Report: Transition period from print to online will be painful
For sure we know its been painful for hundreds of our coworkers who have lost jobs as a result of ad revenues tumbling in free-fall since late 2004, and made all the more painful because the same companies that are laying off valuable newsroom staff have reportedly paid out millions in salaries and bonuses to corporate top-level execs. But we're getting ahead of ourselves.
A report on EditorandPublisher.com — "Goldman Sachs Issues Negative Note on State of the Industry" — is a grim take on the state of newspapers. Not so much for the online state.

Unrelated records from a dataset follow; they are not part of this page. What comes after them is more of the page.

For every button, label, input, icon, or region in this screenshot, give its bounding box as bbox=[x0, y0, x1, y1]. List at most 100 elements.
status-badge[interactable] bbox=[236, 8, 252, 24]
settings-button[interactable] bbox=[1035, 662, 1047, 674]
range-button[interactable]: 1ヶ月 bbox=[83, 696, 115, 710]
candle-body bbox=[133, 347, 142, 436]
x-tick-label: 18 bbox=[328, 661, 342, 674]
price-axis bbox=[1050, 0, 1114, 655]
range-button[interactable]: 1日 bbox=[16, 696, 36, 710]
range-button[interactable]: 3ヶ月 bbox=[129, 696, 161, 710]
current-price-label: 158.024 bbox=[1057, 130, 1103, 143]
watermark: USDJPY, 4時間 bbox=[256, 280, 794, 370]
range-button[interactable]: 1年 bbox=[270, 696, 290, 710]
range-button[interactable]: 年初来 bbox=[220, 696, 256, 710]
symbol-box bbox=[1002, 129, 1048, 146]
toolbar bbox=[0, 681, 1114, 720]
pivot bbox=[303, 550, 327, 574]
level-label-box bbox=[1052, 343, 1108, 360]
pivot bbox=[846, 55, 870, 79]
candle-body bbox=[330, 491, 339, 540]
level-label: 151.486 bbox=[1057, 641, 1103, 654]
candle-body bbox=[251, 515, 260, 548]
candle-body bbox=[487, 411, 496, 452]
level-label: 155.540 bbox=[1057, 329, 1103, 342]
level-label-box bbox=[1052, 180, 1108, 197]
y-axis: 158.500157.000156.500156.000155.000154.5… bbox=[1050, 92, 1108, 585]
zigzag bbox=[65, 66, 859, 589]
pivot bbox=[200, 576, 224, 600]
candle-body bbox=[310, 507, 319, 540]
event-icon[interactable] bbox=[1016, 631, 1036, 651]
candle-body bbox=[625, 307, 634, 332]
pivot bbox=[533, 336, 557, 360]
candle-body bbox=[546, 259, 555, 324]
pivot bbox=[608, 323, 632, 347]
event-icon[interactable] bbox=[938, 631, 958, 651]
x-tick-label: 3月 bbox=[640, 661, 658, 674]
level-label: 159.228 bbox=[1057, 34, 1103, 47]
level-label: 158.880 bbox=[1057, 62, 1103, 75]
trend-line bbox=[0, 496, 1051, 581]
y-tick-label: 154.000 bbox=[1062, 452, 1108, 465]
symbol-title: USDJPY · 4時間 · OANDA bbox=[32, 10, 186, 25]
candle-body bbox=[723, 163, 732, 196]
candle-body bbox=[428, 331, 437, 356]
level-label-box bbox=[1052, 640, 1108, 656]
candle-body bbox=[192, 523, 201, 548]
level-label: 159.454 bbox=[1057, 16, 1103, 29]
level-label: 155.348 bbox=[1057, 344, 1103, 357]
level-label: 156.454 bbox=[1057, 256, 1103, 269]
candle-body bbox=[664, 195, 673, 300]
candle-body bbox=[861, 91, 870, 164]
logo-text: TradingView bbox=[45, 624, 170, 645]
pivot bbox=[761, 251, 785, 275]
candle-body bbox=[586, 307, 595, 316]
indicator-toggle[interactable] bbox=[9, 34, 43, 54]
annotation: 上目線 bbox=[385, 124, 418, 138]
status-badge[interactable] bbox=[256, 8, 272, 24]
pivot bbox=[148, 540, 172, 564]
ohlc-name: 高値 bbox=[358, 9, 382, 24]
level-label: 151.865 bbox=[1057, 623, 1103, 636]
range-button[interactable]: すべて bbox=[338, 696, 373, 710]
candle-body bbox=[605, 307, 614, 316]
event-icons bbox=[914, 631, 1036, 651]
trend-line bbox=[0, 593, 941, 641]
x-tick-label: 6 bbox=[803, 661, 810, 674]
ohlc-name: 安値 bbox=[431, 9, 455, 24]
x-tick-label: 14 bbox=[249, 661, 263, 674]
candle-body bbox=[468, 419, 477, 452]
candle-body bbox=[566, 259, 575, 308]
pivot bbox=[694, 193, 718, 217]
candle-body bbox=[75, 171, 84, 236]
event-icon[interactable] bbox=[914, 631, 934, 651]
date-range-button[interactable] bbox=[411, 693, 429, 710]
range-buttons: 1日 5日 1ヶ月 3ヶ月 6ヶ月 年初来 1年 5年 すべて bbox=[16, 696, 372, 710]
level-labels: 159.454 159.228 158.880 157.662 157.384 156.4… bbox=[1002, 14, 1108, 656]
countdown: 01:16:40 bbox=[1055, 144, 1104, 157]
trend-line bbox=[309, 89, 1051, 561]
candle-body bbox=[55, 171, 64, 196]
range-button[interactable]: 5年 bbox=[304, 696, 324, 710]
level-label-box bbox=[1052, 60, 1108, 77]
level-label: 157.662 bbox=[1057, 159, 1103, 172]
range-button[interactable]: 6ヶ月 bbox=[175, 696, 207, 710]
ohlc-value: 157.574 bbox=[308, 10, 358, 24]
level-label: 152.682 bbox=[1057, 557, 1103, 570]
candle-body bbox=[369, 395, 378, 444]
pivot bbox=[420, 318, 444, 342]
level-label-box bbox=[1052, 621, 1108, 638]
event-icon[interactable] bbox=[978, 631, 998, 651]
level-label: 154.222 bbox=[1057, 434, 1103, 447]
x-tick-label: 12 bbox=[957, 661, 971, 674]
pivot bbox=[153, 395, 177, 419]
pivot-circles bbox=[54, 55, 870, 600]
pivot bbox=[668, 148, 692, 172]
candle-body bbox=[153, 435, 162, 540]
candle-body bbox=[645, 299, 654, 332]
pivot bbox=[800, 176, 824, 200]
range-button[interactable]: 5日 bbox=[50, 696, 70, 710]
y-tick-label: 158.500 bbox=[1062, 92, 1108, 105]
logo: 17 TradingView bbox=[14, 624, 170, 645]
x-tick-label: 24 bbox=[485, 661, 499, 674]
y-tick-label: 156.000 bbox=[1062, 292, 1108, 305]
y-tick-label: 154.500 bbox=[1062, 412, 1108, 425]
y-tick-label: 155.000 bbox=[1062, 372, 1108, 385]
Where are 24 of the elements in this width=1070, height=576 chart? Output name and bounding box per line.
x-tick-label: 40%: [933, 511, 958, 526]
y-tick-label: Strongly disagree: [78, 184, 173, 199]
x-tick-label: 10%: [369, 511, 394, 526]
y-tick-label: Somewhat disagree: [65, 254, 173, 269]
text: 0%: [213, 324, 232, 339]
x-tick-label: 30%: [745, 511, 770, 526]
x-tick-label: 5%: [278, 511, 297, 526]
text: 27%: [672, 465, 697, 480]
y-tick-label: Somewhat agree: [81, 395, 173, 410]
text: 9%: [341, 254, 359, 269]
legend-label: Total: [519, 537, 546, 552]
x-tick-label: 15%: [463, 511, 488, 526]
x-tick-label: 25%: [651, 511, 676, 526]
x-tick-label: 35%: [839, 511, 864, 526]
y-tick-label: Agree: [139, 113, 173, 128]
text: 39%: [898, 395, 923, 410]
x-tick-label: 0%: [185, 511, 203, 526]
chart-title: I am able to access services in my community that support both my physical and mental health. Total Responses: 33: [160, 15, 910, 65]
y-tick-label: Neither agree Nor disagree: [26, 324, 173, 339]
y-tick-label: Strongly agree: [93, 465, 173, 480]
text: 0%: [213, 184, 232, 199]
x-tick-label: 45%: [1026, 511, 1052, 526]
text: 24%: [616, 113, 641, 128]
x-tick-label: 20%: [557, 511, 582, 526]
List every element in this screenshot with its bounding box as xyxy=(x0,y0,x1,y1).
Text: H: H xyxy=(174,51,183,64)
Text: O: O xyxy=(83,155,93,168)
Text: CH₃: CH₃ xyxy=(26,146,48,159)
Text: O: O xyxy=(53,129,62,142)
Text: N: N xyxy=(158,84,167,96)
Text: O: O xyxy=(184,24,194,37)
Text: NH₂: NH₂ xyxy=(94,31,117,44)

"The research firm based the note on several factors including that newspapers clearly no longer dominate classifieds, that margins are under pressure, and that the transition period from print to online will be "painful" and "extended."
E&P reports "analysts estimate that transition will take as long as five years for online revenues to offset deteriorating print revenue." But that once the transition is made, analysts believe "newspaper publishers will re-emerge as very healthy and dominant players in the local media marketplace."
It will be the contributions in time and talent of good people like you, who weather through the "painful, extended" transition with newly developed skills and combined with solid journalistic values, that will ultimately enable the newspaper companies to re-emerge as very healthy and dominate players. And united, you stand a better chance at sharing in the long-awaited profits.
Worth noting: Goldman does not believe recent acquisition transactions (with the exception of News Corp.'s bid for Dow Jones) have been valuable for shareholders. "Our view continues to be that on a long-term basis operating fundamentals will always trump takeover/restructuring speculation," analysts wrote.
We're not analysts, but we suspect they're right.